Dynamically Adjustable Queue to Optimize the Roar GPU Cluster (Faculty/Junior Researcher Collaboration Opportunity)

Dynamically Adjustable Queue to Optimize the Roar GPU Cluster

PI: Guido Cervone (Geography)

Apply as Junior Researcher 

The goal of this research is to optimize the queue for the Roar GPU cluster. Currently GPUs are allocated either through the reserved model and the credit model. Under the reserved model, a user buys an allocation which is guaranteed to be available. However, most users do not use the allocations 265/24/7, and they remain idle for a considerable amount of time. Under the credit model, the users do not reserve an entire card, but they pay only for what the actual utilization.

The cards available are already oversold, but because of their high idle time, it is possible to allocate a significant number of computing hours to credit users. There is a need to dynamically optimize the queue so that users who paid for a reservation can access these promptly when needed, but at the same time credit users can also access these highly prized resource when they are not being fully utilized, and to do so with a minimal queueing time.

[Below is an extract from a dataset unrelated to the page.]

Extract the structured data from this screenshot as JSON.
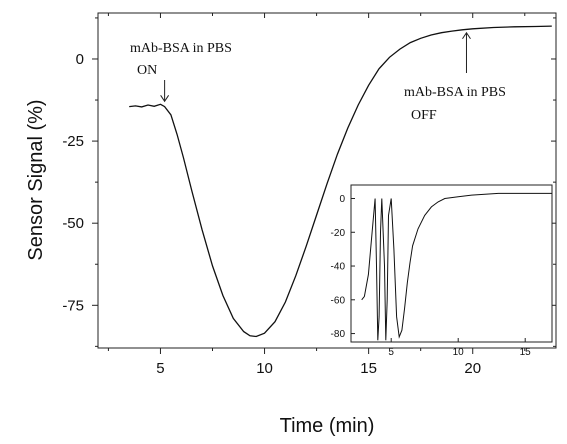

Initial efforts to provide the resources to both types of users have been successful, but also conservative. In fact, overall idle time for the cards remain between 60% and 70%, strengthening the hypothesis that a different queue strategy will better serve PSU research.

The project will leverage queueing theory with dynamic adjustments based on real use. The students will have the opportunity to work in an operational HPC environment, and optimize the allocation of resources to better serve the PSU research enterprise.